Parents Still Make a Difference

Content on this page is updated monthly, so please check back for new information! Reprinted with permission from  2018 issues of Parents Still make the difference!® (Middle School Edition) newsletter. Copyright © 2018 The Parent Institute®, a division of PaperClip Media, Inc.

Explore volunteer opportunities with your middle schooler

Community service may sound like a big commitment. But if your child can find just one hour a week, he can do something significant to help others and himself.

Service opportunities are everywhere. Here are some age-appropriate ones for your child to consider:

  • Be a counselor or a counselor-in-training at a summer program for younger children.
  • Help a neighborhood family.
  • Offer free babysitting, pet sitting or dog-walking services.
  • Collect canned food and deliver it to a food bank.
  • Tutor a younger child in math or reading over the summer.
  • Collect personal essentials, such as toothbrushes, shampoo and soap, and donate them to a shelter.
  • Read to older people at an assisted living center, or volunteer to lead a game, such as bingo.
  • Work at an animal shelter. Or, collect pet food, old towels and blankets to donate.
  • Collect letters thanking active duty servicemen and servicewomen and send them to an organization that ships packages to troops, such as www.operationgratitude.com.
  • Organize or participate in a neighborhood clean-up event.
  • Do yard work for a person who is elderly or has a disability.

Establish and maintain positive family connections this summer

Soon your child will have an extended break from his regular routine. With school out for the summer, he will likely spend more time at home.

This is an opportunity for the two of you to spend some quality time together. Here ways to do it:

  • Increase the number of times you eat together as a family. With a looser schedule, your child should be more available—not just to eat with you, but also to help you prepare meals and clean up.
  • Get active. Take advantage of the long, warm, summer evenings. If you and your child like a sport, such as tennis, play together. Or, just walk and enjoy each other’s company—as well as the conversation that happens more naturally at these times.
  • Celebrate the weekend. Summer weekends are precious and few. Never let them go to waste. Encourage your child to make a list of low-cost activities he’d like to do together. Then, schedule time to do them.
  • Plant a summer garden. Involve your child in the planning, planting, watering and harvesting.
  • Make memories. Take photos to record your summer. Spend an evening together making a slide show or putting the photos in an album or scrapbook.

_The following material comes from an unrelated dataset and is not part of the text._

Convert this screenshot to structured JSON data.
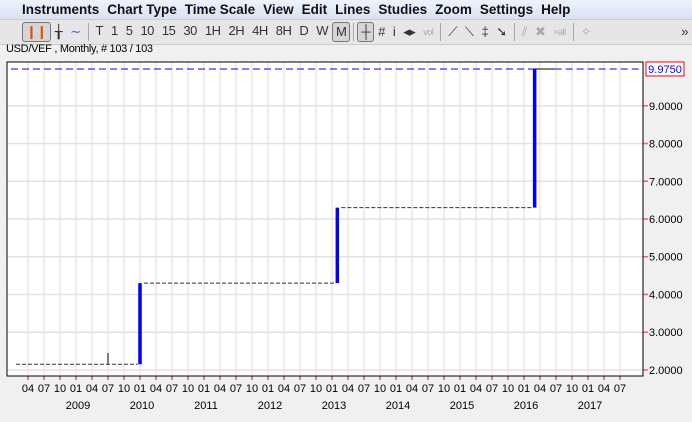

Are you preparing your child for a safe summer?

Summer is prime time for fun and also for taking risks—especially for middle schoolers, who may not always be in sight of an adult. Are you doing all you can to make sure your child is safe over the summer? Answer yes or no to the questions below to find out:

  1. Do you require your child to wear sunscreen when she is outdoors?
  2. Do you insist that your child wear a helmet when on a bike, scooter or skateboard?
  3. Do you make it a point to know where your child is, who she is with and what she is doing? Do you discourage hanging out after dark?
  4. Do you consider your child’s maturity before assigning chores, such as mowing the lawn with a riding lawn mower?
  5. Do you encourage your child to drink plenty of water when working, playing or exercising outdoors in the heat?
How well are you doing?

Mostly yes answers mean you are focused on summer safety. For no answers, try those ideas in the quiz.